Detached homes are seeing strong demand as people look for extra rooms, gardens and distance from immediate neighbours. Photo: Savills Cornwall
Detached homes are seeing strong demand as people look for extra rooms, gardens and distance from immediate neighbours.

Meanwhile, Britons longing for a seaside retreat have seen Cornwall overtake London this year as the most searched for location on UK property portal Rightmove. Neighbour Devon sits in third place, while Dorset has risen from 20th to 10th place.

Among urbanites looking at properties outside the city, the biggest shift comes from Londoners, who accounted for over half (52 per cent) of inquiries. The village of Stithians in Cornwall was the most in-demand, where inquiries during February spiked by 224 per cent compared to the same month last year.

The data shows detached homes to be the “sweet spot” in the market as people look to trade up for extra rooms, a garden, garage or perhaps space away from immediate neighbours. Five-bedroom detached homes have seen the biggest jump in sales, followed by four-bedroom properties.

Tim Bannister, Rightmove’s director of property data, said the stand-out trends over the past year have been increased demand for countryside and coastal living, more people making the dream of a detached home a reality, and the increased appeal for a garden.

“More space has always been the most common reason for people moving home, but the evolution for many from balancing their laptop on the end of a bed last March to making an office a permanent addition to a home – whether that’s by converting a bedroom, garage or garden shed – has led to a need for even bigger homes than before,” he said.

Lucian Cook, head of UK residential research at Savills, agrees that “by any measure, activity in the markets beyond the capital has been exceptional.”

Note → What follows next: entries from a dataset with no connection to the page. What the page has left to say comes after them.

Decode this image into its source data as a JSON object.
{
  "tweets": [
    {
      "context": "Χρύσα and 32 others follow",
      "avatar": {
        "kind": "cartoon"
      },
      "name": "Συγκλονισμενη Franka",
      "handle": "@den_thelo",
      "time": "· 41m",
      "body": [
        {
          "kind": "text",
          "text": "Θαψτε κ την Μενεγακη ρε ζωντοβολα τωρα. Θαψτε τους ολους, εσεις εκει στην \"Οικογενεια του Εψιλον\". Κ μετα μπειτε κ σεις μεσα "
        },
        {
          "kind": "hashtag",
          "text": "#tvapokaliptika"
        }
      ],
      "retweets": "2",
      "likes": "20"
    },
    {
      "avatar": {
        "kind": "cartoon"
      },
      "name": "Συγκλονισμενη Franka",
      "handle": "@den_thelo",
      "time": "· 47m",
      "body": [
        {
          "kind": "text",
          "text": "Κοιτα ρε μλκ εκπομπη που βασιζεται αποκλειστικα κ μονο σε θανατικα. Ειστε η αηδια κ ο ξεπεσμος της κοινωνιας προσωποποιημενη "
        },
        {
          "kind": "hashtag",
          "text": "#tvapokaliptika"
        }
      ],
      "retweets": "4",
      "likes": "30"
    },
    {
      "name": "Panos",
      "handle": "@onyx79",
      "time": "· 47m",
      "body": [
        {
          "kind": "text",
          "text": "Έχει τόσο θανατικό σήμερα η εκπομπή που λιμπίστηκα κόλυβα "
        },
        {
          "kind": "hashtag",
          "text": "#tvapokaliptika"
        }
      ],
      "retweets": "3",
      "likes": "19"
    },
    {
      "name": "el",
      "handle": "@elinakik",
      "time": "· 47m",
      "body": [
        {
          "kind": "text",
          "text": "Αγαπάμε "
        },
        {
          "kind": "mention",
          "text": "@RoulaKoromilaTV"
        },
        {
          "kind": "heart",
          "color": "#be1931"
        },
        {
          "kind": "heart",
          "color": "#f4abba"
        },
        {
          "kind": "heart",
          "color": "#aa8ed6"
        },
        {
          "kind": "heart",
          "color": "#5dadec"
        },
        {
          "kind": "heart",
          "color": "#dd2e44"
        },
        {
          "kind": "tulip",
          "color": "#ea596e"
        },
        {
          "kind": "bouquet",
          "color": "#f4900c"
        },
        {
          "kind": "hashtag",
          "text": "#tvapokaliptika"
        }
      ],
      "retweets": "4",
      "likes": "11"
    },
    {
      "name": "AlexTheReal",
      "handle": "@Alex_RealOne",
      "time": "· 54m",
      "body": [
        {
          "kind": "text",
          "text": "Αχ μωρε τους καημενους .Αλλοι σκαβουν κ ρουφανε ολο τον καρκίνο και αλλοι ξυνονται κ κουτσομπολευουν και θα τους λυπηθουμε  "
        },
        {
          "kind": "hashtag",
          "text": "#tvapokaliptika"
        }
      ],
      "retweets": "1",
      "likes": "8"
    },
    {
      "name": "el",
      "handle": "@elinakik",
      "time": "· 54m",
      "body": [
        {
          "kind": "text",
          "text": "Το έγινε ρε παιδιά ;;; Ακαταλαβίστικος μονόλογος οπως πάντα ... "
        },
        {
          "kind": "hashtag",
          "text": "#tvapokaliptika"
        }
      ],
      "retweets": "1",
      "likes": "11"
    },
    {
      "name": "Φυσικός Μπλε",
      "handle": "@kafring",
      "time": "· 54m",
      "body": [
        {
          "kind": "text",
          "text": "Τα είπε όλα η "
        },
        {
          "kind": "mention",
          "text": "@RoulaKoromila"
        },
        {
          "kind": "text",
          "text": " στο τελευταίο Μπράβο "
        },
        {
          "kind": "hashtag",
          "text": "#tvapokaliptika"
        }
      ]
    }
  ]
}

“As has been widely reported, the reassessment of what people want and need from their home has generally favoured the country over London,” Cook explains.

Savills’ data shows that prices of country houses costing over £2 million rose 8.8 per cent in the year to the end of March. Cook describes these gains as “remarkable for a market that could be best described as ‘quiet’ during the preceding decade”.

Meanwhile in South Oxfordshire, the epicentre of resurgent activity at the top end of the market, sales of properties priced over £1 million jumped 184 per cent from the beginning of June 2020 to the end of April 2021 over the same period the year before.